Graham Kingdon, Construction Director at BAM, said: “The new hospital is a fantastic facility for the South West and was a tremendous effort by the whole construction team. There was an impressive collective desire and positivity throughout to make this happen and in only 57 days.

“Premier rose to the challenge and was responsive to our requirements to help us extend the existing building to deliver this emergency healthcare project to a radically-reduced programme. They were able to accommodate the client’s design changes and their site team worked well with our project managers so we could co-ordinate M&E installation and fit-out with our supply chain.”

New in-patient accommodation, North Middlesex Hospital

Now on site is a £1.1m project to build a 20-bed ward at North Middlesex Hospital. This is being delivered to a very short 16-week programme.

Due for completion spring 2021, the contract includes fitting-out with medical gases, CCTV, nurse call systems and a complex air handling system.

COVID test centre roll-out

Premier was awarded a multi-million-pound contract by the Department of Health and Social Care to provide bespoke modular buildings for COVID-19 testing. The project was doubled to 50 sites across the UK, from Inverness to Portsmouth.

This major national project is supporting the Government in increasing testing capacity in the pandemic and was procured through the Crown Commercial Service.

Since the first test centre was delivered in Bolton, Premier has now set up standalone community testing sites in towns and cities across the country including Inverness, Durham, Leamington Spa, Nottingham, Aylesbury, Buxton, Leeds and Liverpool.

Pre-fitted, bespoke test centre buildings

Each standalone test site has a 110m2 purpose-designed testing building pre-fitted with eight patient cubicles, hygienic walls, separate staff entrance and exit, test collection and drop-off zones and a family testing room.
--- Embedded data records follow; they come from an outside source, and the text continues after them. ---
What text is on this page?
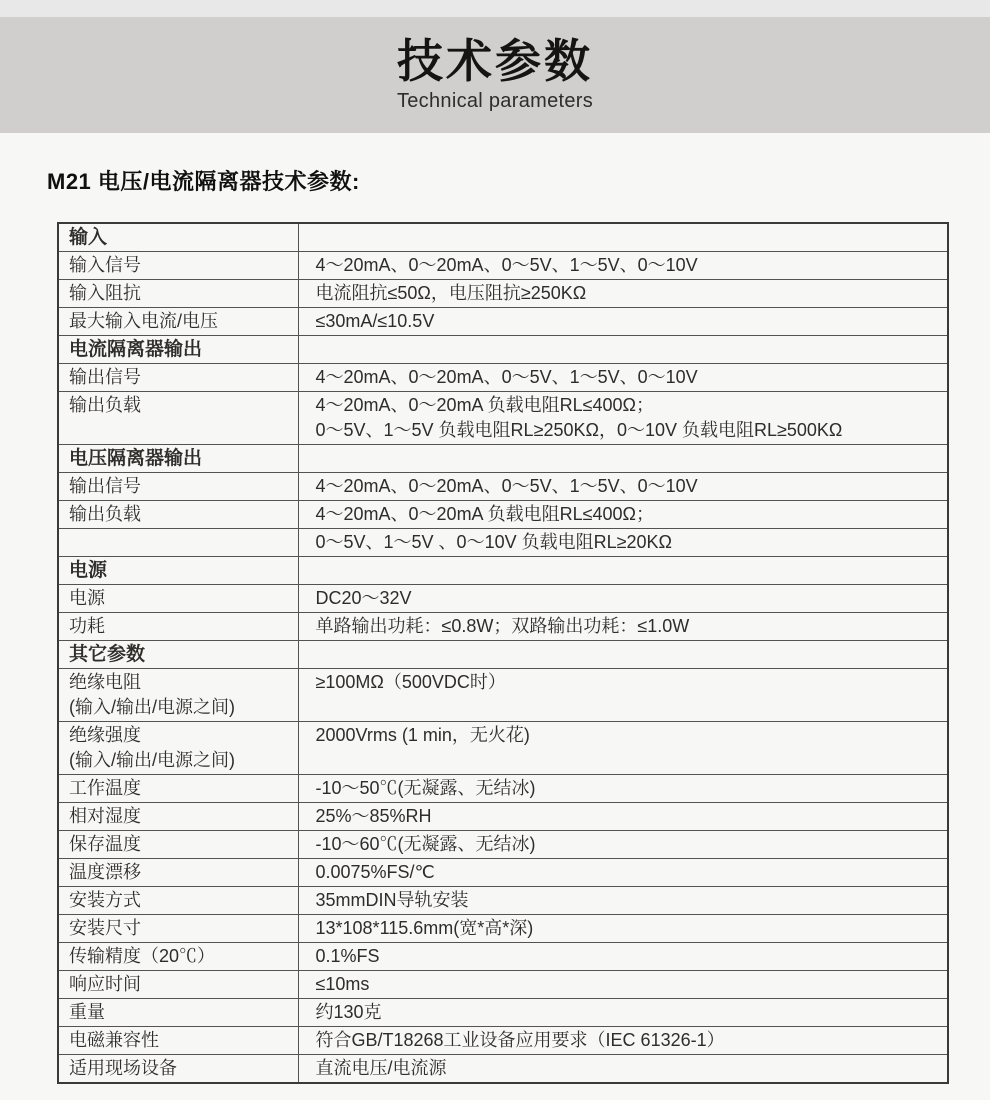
技术参数
Technical parameters
M21 电压/电流隔离器技术参数:
输入	

输入信号	4～20mA、0～20mA、0～5V、1～5V、0～10V

输入阻抗	电流阻抗≤50Ω，电压阻抗≥250KΩ

最大输入电流/电压	≤30mA/≤10.5V

电流隔离器输出	

输出信号	4～20mA、0～20mA、0～5V、1～5V、0～10V

输出负载	4～20mA、0～20mA 负载电阻RL≤400Ω；
0～5V、1～5V 负载电阻RL≥250KΩ，0～10V 负载电阻RL≥500KΩ

电压隔离器输出	

输出信号	4～20mA、0～20mA、0～5V、1～5V、0～10V

输出负载	4～20mA、0～20mA 负载电阻RL≤400Ω；

	0～5V、1～5V 、0～10V 负载电阻RL≥20KΩ

电源	

电源	DC20～32V

功耗	单路输出功耗：≤0.8W；双路输出功耗：≤1.0W

其它参数	

绝缘电阻
(输入/输出/电源之间)	≥100MΩ（500VDC时）

绝缘强度
(输入/输出/电源之间)	2000Vrms (1 min，无火花)

工作温度	-10～50℃(无凝露、无结冰)

相对湿度	25%～85%RH

保存温度	-10～60℃(无凝露、无结冰)

温度漂移	0.0075%FS/℃

安装方式	35mmDIN导轨安装

安装尺寸	13*108*115.6mm(宽*高*深)

传输精度（20℃）	0.1%FS

响应时间	≤10ms

重量	约130克

电磁兼容性	符合GB/T18268工业设备应用要求（IEC 61326-1）

适用现场设备	直流电压/电流源
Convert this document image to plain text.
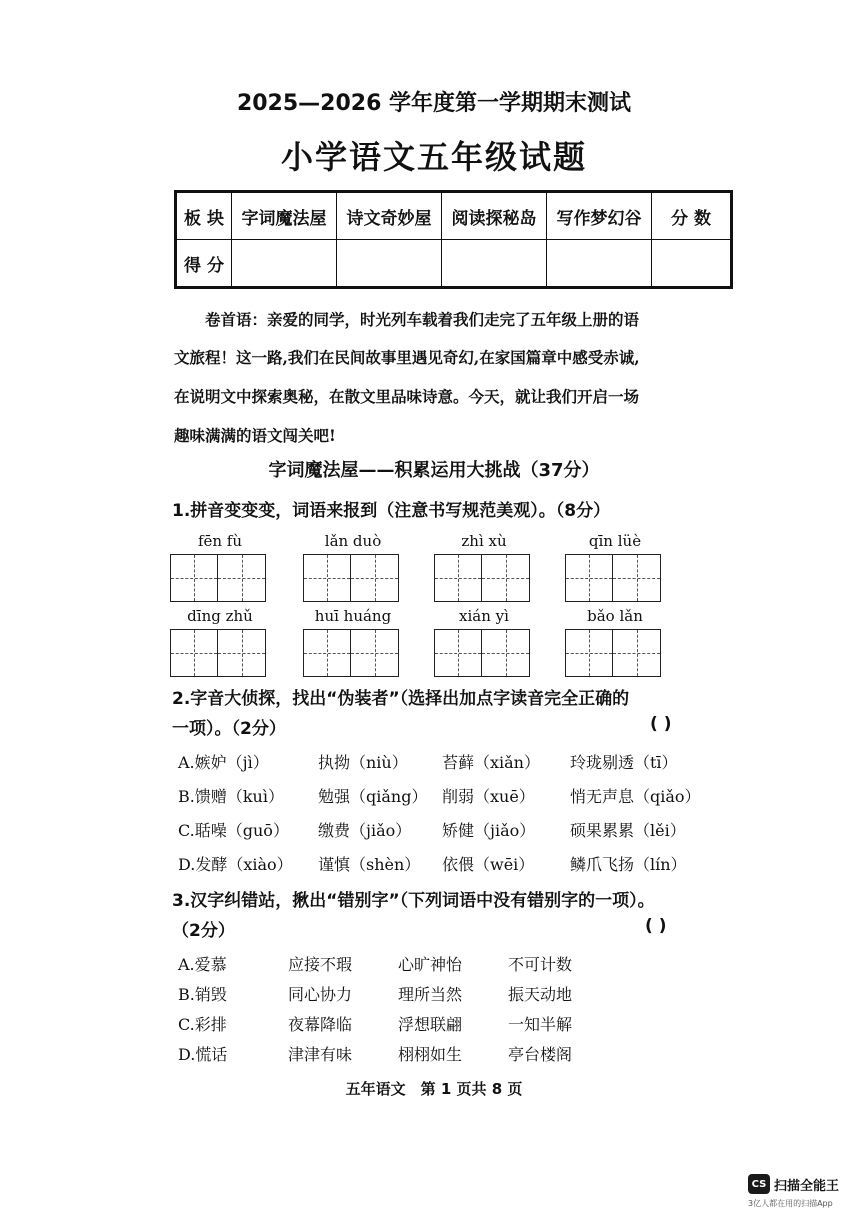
2025—2026 学年度第一学期期末测试
小学语文五年级试题
板 块	字词魔法屋	诗文奇妙屋	阅读探秘岛	写作梦幻谷	分 数
得 分					
卷首语：亲爱的同学，时光列车载着我们走完了五年级上册的语
文旅程！这一路,我们在民间故事里遇见奇幻,在家国篇章中感受赤诚,
在说明文中探索奥秘，在散文里品味诗意。今天，就让我们开启一场
趣味满满的语文闯关吧!
字词魔法屋——积累运用大挑战（37分）
1.拼音变变变，词语来报到（注意书写规范美观）。（8分）
fēn fù	lǎn duò	zhì xù	qīn lüè
dīng zhǔ	huī huáng	xián yì	bǎo lǎn
2.字音大侦探，找出“伪装者”（选择出加点字读音完全正确的
一项）。（2分）	( )
A.嫉妒（jì）	执拗（niù）	苔藓（xiǎn）	玲珑剔透（tī）
B.馈赠（kuì）	勉强（qiǎng） 削弱（xuē）	悄无声息（qiǎo）
C.聒噪（guō）	缴费（jiǎo）	矫健（jiǎo）	硕果累累（lěi）
D.发酵（xiào）	谨慎（shèn）	依偎（wēi）	鳞爪飞扬（lín）
3.汉字纠错站，揪出“错别字”（下列词语中没有错别字的一项）。
（2分）	( )
A.爱慕	应接不瑕	心旷神怡	不可计数
B.销毁	同心协力	理所当然	振天动地
C.彩排	夜幕降临	浮想联翩	一知半解
D.慌话	津津有味	栩栩如生	亭台楼阁
五年语文　第 1 页共 8 页
CS 扫描全能王
3亿人都在用的扫描App
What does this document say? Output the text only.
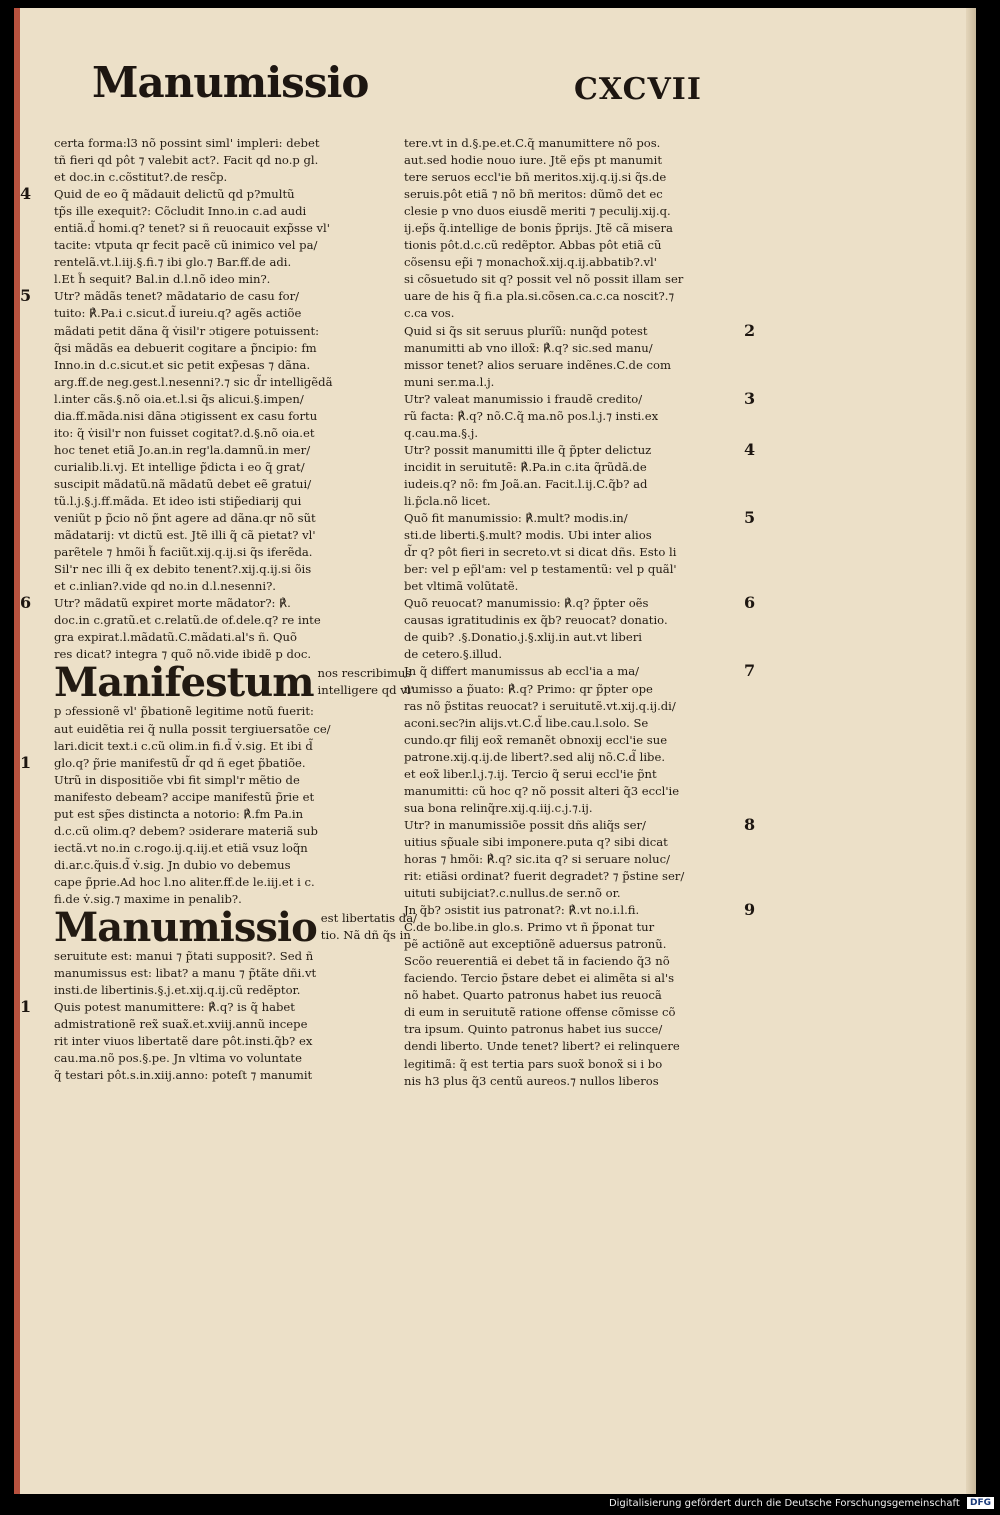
Manumissio	CXCVII
certa forma:l3 nõ possint siml' impleri: debet
tñ fieri qd pôt ⁊ valebit act?. Facit qd no.p gl.
et doc.in c.cõstitut?.de resc̃p.
Quid de eo q̃ mãdauit delictũ qd p?multũ
tp̃s ille exequit?: Cõcludit Inno.in c.ad audi
entiã.d̃ homi.q? tenet? si ñ reuocauit exp̃sse vl'
tacite: vtputa qr fecit pacẽ cũ inimico vel pa/
rentelã.vt.l.iij.§.fi.⁊ ibi glo.⁊ Bar.ff.de adi.
l.Et h̃ sequit? Bal.in d.l.nõ ideo min?.
Utr? mãdãs tenet? mãdatario de casu for/
tuito: ℟.Pa.i c.sicut.d̃ iureiu.q? agẽs actiõe
mãdati petit dãna q̃ v̇isil'r ɔtigere potuissent:
q̃si mãdãs ea debuerit cogitare a p̃ncipio: fm
Inno.in d.c.sicut.et sic petit exp̃esas ⁊ dãna.
arg.ff.de neg.gest.l.nesenni?.⁊ sic d̃r intelligẽdã
l.inter cãs.§.nõ oia.et.l.si q̃s alicui.§.impen/
dia.ff.mãda.nisi dãna ɔtigissent ex casu fortu
ito: q̃ v̇isil'r non fuisset cogitat?.d.§.nõ oia.et
hoc tenet etiã Jo.an.in reg'la.damnũ.in mer/
curialib.li.vj. Et intellige p̃dicta i eo q̃ grat/
suscipit mãdatũ.nã mãdatũ debet eẽ gratui/
tũ.l.j.§.j.ff.mãda. Et ideo isti stip̃ediarij qui
veniũt p p̃cio nõ p̃nt agere ad dãna.qr nõ sũt
mãdatarij: vt dictũ est. Jtẽ illi q̃ cã pietat? vl'
parẽtele ⁊ hmõi h̃ faciũt.xij.q.ij.si q̃s iferẽda.
Sil'r nec illi q̃ ex debito tenent?.xij.q.ij.si õis
et c.inlian?.vide qd no.in d.l.nesenni?.
Utr? mãdatũ expiret morte mãdator?: ℟.
doc.in c.gratũ.et c.relatũ.de of.dele.q? re inte
gra expirat.l.mãdatũ.C.mãdati.al's ñ. Quõ
res dicat? integra ⁊ quõ nõ.vide ibidẽ p doc.
Manifestum nos rescribimus
intelligere qd vl'
p ɔfessionẽ vl' p̃bationẽ legitime notũ fuerit:
aut euidẽtia rei q̃ nulla possit tergiuersatõe ce/
lari.dicit text.i c.cũ olim.in fi.d̃ v̇.sig. Et ibi d̃
glo.q? p̃rie manifestũ d̃r qd ñ eget p̃batiõe.
Utrũ in dispositiõe vbi fit simpl'r mẽtio de
manifesto debeam? accipe manifestũ p̃rie et
put est sp̃es distincta a notorio: ℟.fm Pa.in
d.c.cũ olim.q? debem? ɔsiderare materiã sub
iectã.vt no.in c.rogo.ij.q.iij.et etiã vsuz loq̃n
di.ar.c.q̃uis.d̃ v̇.sig. Jn dubio vo debemus
cape p̃prie.Ad hoc l.no aliter.ff.de le.iij.et i c.
fi.de v̇.sig.⁊ maxime in penalib?.
Manumissio est libertatis da/
tio. Nã dñ q̃s in
seruitute est: manui ⁊ p̃tati supposit?. Sed ñ
manumissus est: libat? a manu ⁊ p̃tãte dñi.vt
insti.de libertinis.§.j.et.xij.q.ij.cũ redẽptor.
Quis potest manumittere: ℟.q? is q̃ habet
admistrationẽ rex̃ suax̃.et.xviij.annũ incepe
rit inter viuos libertatẽ dare pôt.insti.q̃b? ex
cau.ma.nõ pos.§.pe. Jn vltima vo voluntate
q̃ testari pôt.s.in.xiij.anno: poteſt ⁊ manumit
tere.vt in d.§.pe.et.C.q̃ manumittere nõ pos.
aut.sed hodie nouo iure. Jtẽ ep̃s pt manumit
tere seruos eccl'ie bñ meritos.xij.q.ij.si q̃s.de
seruis.pôt etiã ⁊ nõ bñ meritos: dũmõ det ec
clesie p vno duos eiusdẽ meriti ⁊ peculij.xij.q.
ij.ep̃s q̃.intellige de bonis p̃prijs. Jtẽ cã misera
tionis pôt.d.c.cũ redẽptor. Abbas pôt etiã cũ
cõsensu ep̃i ⁊ monachox̃.xij.q.ij.abbatib?.vl'
si cõsuetudo sit q? possit vel nõ possit illam ser
uare de his q̃ fi.a pla.si.cõsen.ca.c.ca noscit?.⁊
c.ca vos.
Quid si q̃s sit seruus plurĩũ: nunq̃d potest
manumitti ab vno illox̃: ℟.q? sic.sed manu/
missor tenet? alios seruare indẽnes.C.de com
muni ser.ma.l.j.
Utr? valeat manumissio i fraudẽ credito/
rũ facta: ℟.q? nõ.C.q̃ ma.nõ pos.l.j.⁊ insti.ex
q.cau.ma.§.j.
Utr? possit manumitti ille q̃ p̃pter delictuz
incidit in seruitutẽ: ℟.Pa.in c.ita q̃rũdã.de
iudeis.q? nõ: fm Joã.an. Facit.l.ij.C.q̃b? ad
li.p̃cla.nõ licet.
Quõ fit manumissio: ℟.mult? modis.in/
sti.de liberti.§.mult? modis. Ubi inter alios
d̃r q? pôt fieri in secreto.vt si dicat dñs. Esto li
ber: vel p ep̃l'am: vel p testamentũ: vel p quãl'
bet vltimã volũtatẽ.
Quõ reuocat? manumissio: ℟.q? p̃pter oẽs
causas igratitudinis ex q̃b? reuocat? donatio.
de quib? .§.Donatio.j.§.xlij.in aut.vt liberi
de cetero.§.illud.
Jn q̃ differt manumissus ab eccl'ia a ma/
numisso a p̃uato: ℟.q? Primo: qr p̃pter ope
ras nõ p̃stitas reuocat? i seruitutẽ.vt.xij.q.ij.di/
aconi.sec?in alijs.vt.C.d̃ libe.cau.l.solo. Se
cundo.qr filij eox̃ remanẽt obnoxij eccl'ie sue
patrone.xij.q.ij.de libert?.sed alij nõ.C.d̃ libe.
et eox̃ liber.l.j.⁊.ij. Tercio q̃ serui eccl'ie p̃nt
manumitti: cũ hoc q? nõ possit alteri q̃3 eccl'ie
sua bona relinq̃re.xij.q.iij.c.j.⁊.ij.
Utr? in manumissiõe possit dñs aliq̃s ser/
uitius sp̃uale sibi imponere.puta q? sibi dicat
horas ⁊ hmõi: ℟.q? sic.ita q? si seruare noluc/
rit: etiãsi ordinat? fuerit degradet? ⁊ p̃stine ser/
uituti subijciat?.c.nullus.de ser.nõ or.
Jn q̃b? ɔsistit ius patronat?: ℟.vt no.i.l.fi.
C.de bo.libe.in glo.s. Primo vt ñ p̃ponat tur
pẽ actiõnẽ aut exceptiõnẽ aduersus patronũ.
Scõo reuerentiã ei debet tã in faciendo q̃3 nõ
faciendo. Tercio p̃stare debet ei alimẽta si al's
nõ habet. Quarto patronus habet ius reuocã
di eum in seruitutẽ ratione offense cõmisse cõ
tra ipsum. Quinto patronus habet ius succe/
dendi liberto. Unde tenet? libert? ei relinquere
legitimã: q̃ est tertia pars suox̃ bonox̃ si i bo
nis h3 plus q̃3 centũ aureos.⁊ nullos liberos
4
5
6
1
1
2
3
4
5
6
7
8
9
Digitalisierung gefördert durch die Deutsche Forschungsgemeinschaft DFG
Premier’s contract also includes the supply of welfare facilities in three buildings to accommodate a PPE room, stores, test preparation, staff rest room, kitchenette and toilets, as well as essential services – water supply, effluent collection and electricity generators.

George Swanepoel, Project Manager for the Havant centre at testing service provider Sodexo, said: “The site set-up and the testing facility at Havant are fantastic. This is a well-designed building which is highly efficient for maintaining patient flows and social distancing. The modular solution is easy to keep clean, is not exposed to the elements and is a safe and comfortable environment for our staff to work in. The building installation went very smoothly in just a few hours. This testing site has had a really positive impact on the local community.”

Optimising the benefits of offsite

What we need now is for more enlightened NHS Trusts and building designers to better understand how offsite manufacturing methodologies can be applied to the specification and delivery of healthcare construction projects.

To optimise the benefits, there needs to be a more collaborative approach to procurement, early engagement with the offsite specialist and a drive towards best value.